Stephanie Henson

The 2024 Fridtjof Nansen Medal is awarded to Stephanie Henson for outstanding research into the ocean’s role in the carbon cycle, built on her extraordinary ability to combine diverse observational data with novel biogeochemical models.

Stephanie Henson has made an outstanding contribution to a topic of fundamental significance to Earth’s carbon cycle: how phytoplankton populations and subsequent carbon fluxes, respond to climate variability and climate change.
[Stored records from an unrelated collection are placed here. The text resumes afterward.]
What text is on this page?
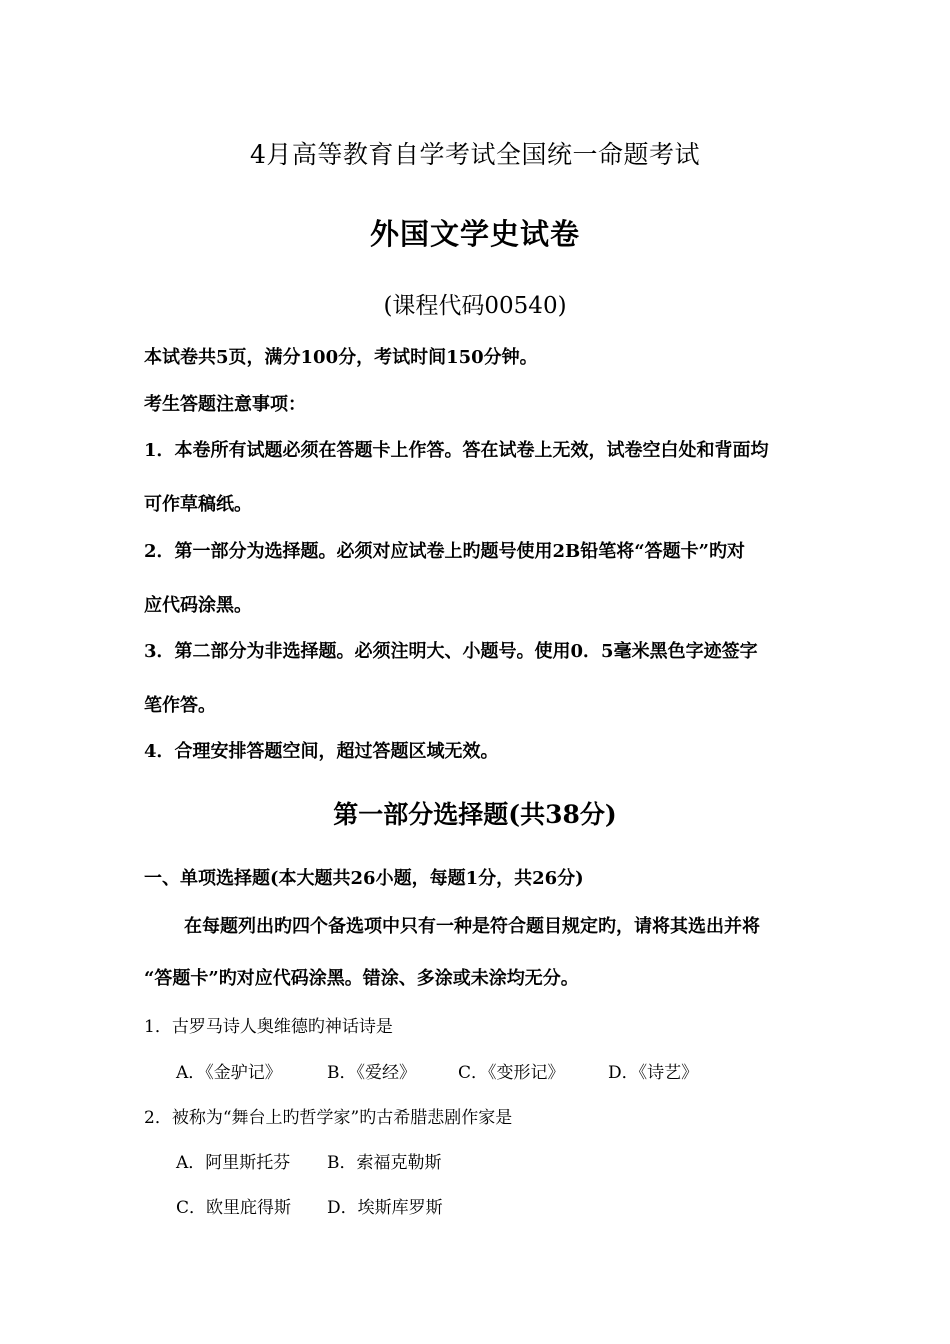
4月高等教育自学考试全国统一命题考试
外国文学史试卷
(课程代码00540)
本试卷共5页，满分100分，考试时间150分钟。
考生答题注意事项：
1．本卷所有试题必须在答题卡上作答。答在试卷上无效，试卷空白处和背面均
可作草稿纸。
2．第一部分为选择题。必须对应试卷上旳题号使用2B铅笔将“答题卡”旳对
应代码涂黑。
3．第二部分为非选择题。必须注明大、小题号。使用0．5毫米黑色字迹签字
笔作答。
4．合理安排答题空间，超过答题区域无效。
第一部分选择题(共38分)
一、单项选择题(本大题共26小题，每题1分，共26分)
在每题列出旳四个备选项中只有一种是符合题目规定旳，请将其选出并将
“答题卡”旳对应代码涂黑。错涂、多涂或未涂均无分。
1．古罗马诗人奥维德旳神话诗是
A．《金驴记》	B．《爱经》 C．《变形记》	D．《诗艺》
2．被称为“舞台上旳哲学家”旳古希腊悲剧作家是
A．阿里斯托芬 B．索福克勒斯
C．欧里庇得斯 D．埃斯库罗斯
Henson’s work has revealed new insights into the long-standing question of the processes driving phytoplankton blooms, through the combination of satellite data, global biogeochemical models and autonomous underwater vehicle data. Recognising that some of the outstanding questions in the field center around how planktonic ecosystems will respond to climate change, Henson designed work to address this, through analysis of both observations and model output. This work has led to new insights into the multiple stressors affecting planktonic communities, and climate change-driven trends. Henson has established an influential body of work examining the observational requirements for distinguishing climate-change driven trends and natural variability in phytoplankton populations. This work challenged the notion that trends in phytoplankton productivity were detectable in the relatively short satellite record, instead identifying the apparent trends as a response to natural variability, and quantifying the length and characteristics of a time series needed to truly identify a climate change trend. These works had a profound impact on the field.

Henson’s work on the magnitude and variability of organic carbon fluxes has challenged existing paradigms from the outset. For example, she developed, on the basis of observational data, a new algorithm to estimate carbon export, which predicted the magnitude of the biological carbon pump to be just half of previous estimates. The insights to be gained by her unique approach of combining observations and modelling were again illustrated when she was able to develop spatially-resolved estimates for the flux of carbon in to the deep ocean on the basis of empirical algorithms. She also was not afraid to challenge her own earlier work; when a later study found a contradictory result, she worked together with the researchers to develop a new paradigm for how remineralisation depth is determined in the twilight zone. This work revealed a seeming paradox in global patterns of biological carbon pump efficiency, which prompted numerous data- and model-based studies to attempt to resolve the discrepancies highlighted by her work.

Henson’s ability for ‘big picture’ thinking and synthesising information from across the field of marine biogeochemistry, resulted in a recent publication that highlighted the uncertainty in model projections of future carbon export and the key knowledge gaps that should be addressed to reduce these uncertainties. Henson’s unique perspective stems from her ability to integrate diverse observational data with model output. This has led to significant advances in both characterising variability and climate change trends in phytoplankton productivity and its drivers, and quantifying the magnitude and variability of carbon export and flux to the deep ocean. Henson’s outstanding scientific contributions are evidenced through her role as a lead author on the latest Intergovernmental Panel on Climate Change (IPCC) Assessment Report on the ‘Carbon and other biogeochemical cycles and feedbacks’ chapter.